Flowers are a relatively recent addition to the plant family tree; until they emerged, plants managed to reproduce without growing many-petaled lures for nectar-seeking insects.

It may seem like a complicated system – lure a bug in with flashy or fragrant flowers, get some pollen on their bodies, and hope those bugs go find another plant of the same species. But it seems to have been a highly successful evolutionary move, because soon after flowering plants are believed to have arrived on the scene, they really bloomed.

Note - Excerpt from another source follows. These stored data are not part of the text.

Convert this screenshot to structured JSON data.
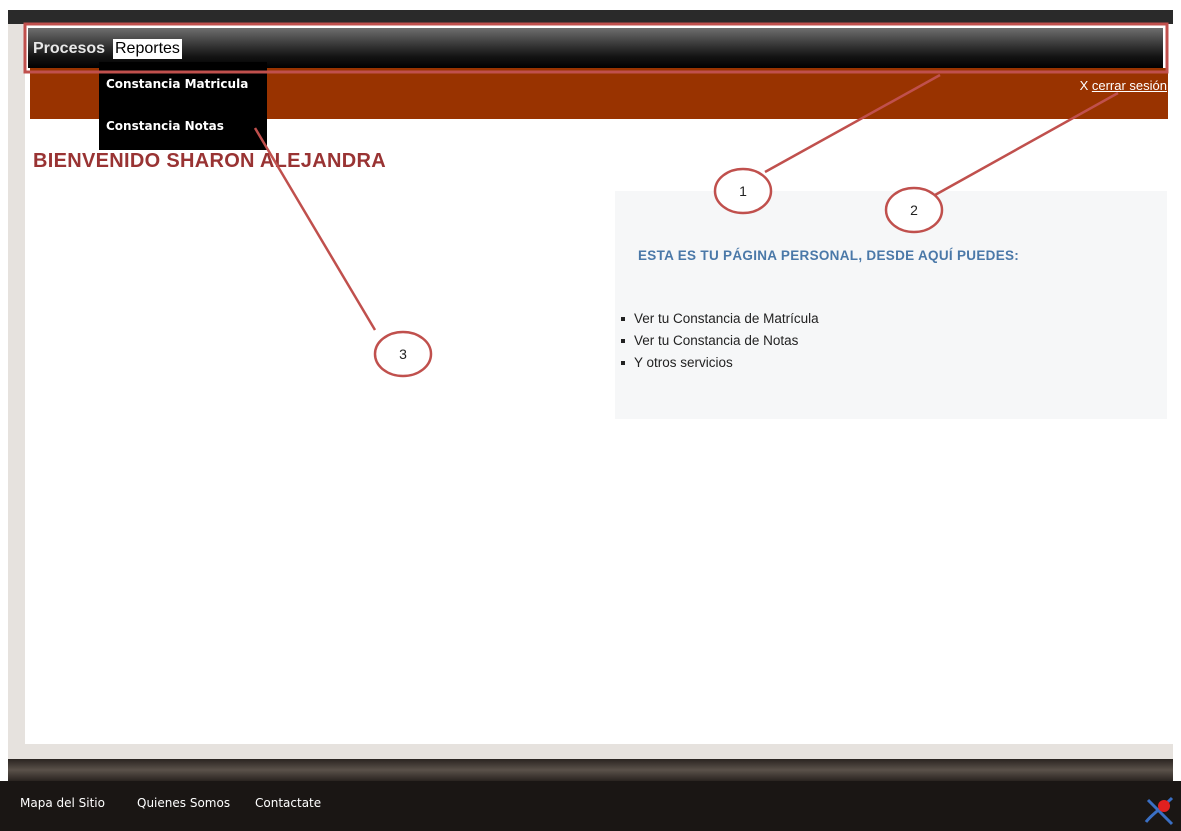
{
  "menu": {
    "procesos": "Procesos",
    "reportes": "Reportes"
  },
  "dropdown": {
    "items": [
      {
        "label": "Constancia Matricula"
      },
      {
        "label": "Constancia Notas"
      }
    ]
  },
  "header": {
    "logout_x": "X",
    "logout_label": "cerrar sesión"
  },
  "welcome": "BIENVENIDO SHARON ALEJANDRA",
  "panel": {
    "title": "ESTA ES TU PÁGINA PERSONAL, DESDE AQUÍ PUEDES:",
    "items": [
      "Ver tu Constancia de Matrícula",
      "Ver tu Constancia de Notas",
      "Y otros servicios"
    ]
  },
  "footer": {
    "links": [
      "Mapa del Sitio",
      "Quienes Somos",
      "Contactate"
    ]
  },
  "annotations": {
    "callouts": [
      "1",
      "2",
      "3"
    ],
    "color": "#c0504d"
  },
  "colors": {
    "banner": "#993300",
    "welcome": "#993333",
    "panel_title": "#4a78a8"
  }
}
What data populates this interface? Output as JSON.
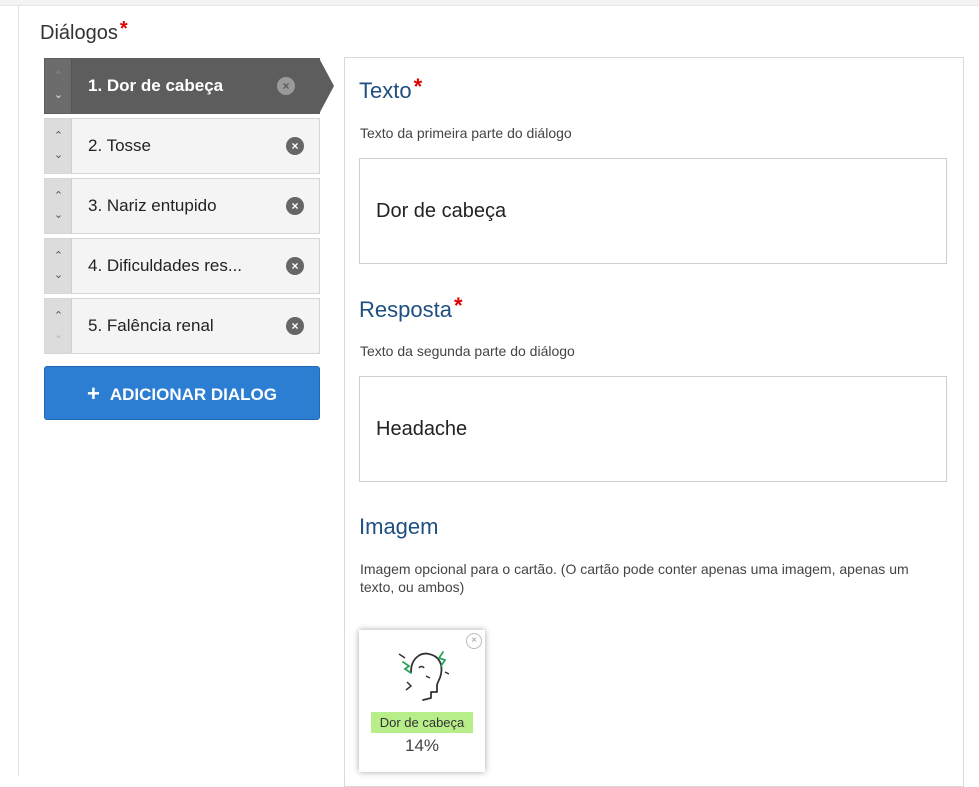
{
  "section": {
    "title": "Diálogos",
    "required_mark": "*"
  },
  "dialogs": [
    {
      "label": "1. Dor de cabeça"
    },
    {
      "label": "2. Tosse"
    },
    {
      "label": "3. Nariz entupido"
    },
    {
      "label": "4. Dificuldades res..."
    },
    {
      "label": "5. Falência renal"
    }
  ],
  "add_button": {
    "plus": "+",
    "label": "ADICIONAR DIALOG"
  },
  "fields": {
    "texto": {
      "label": "Texto",
      "required_mark": "*",
      "description": "Texto da primeira parte do diálogo",
      "value": "Dor de cabeça"
    },
    "resposta": {
      "label": "Resposta",
      "required_mark": "*",
      "description": "Texto da segunda parte do diálogo",
      "value": "Headache"
    },
    "imagem": {
      "label": "Imagem",
      "description": "Imagem opcional para o cartão. (O cartão pode conter apenas uma imagem, apenas um texto, ou ambos)",
      "thumbnail": {
        "caption": "Dor de cabeça",
        "percent": "14%",
        "close": "×"
      }
    }
  },
  "icons": {
    "remove": "remove-icon",
    "up": "arrow-up-icon",
    "down": "arrow-down-icon",
    "headache": "headache-icon"
  },
  "colors": {
    "accent_blue": "#2c7ed2",
    "label_blue": "#1f4f80",
    "active_item": "#5d5d5d",
    "required": "#e00000",
    "caption_green": "#b7ee8a"
  }
}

“The world of 120 million years ago was one of dynamic biological processes. During that time the flowering plants emerged as the dominant global floristic element, a transformative event that ultimately altered the character of the entire planet,” Donald Les of the University of Connecticut, who was not involved in the paper, wrote in a commentary. “Understandably, the rapid rise of angiosperms has intrigued paleoecologists and evolutionary biologists, who have strived to elucidate underlying explanations for their successful radiation.”

Scientists want to understand why flowering plants were so successful, but it’s hard to answer that question when you don’t know what the earliest species looked like, and how they changed over time.

Scientists can’t even say for sure whether flowering plants first developed on water or on land.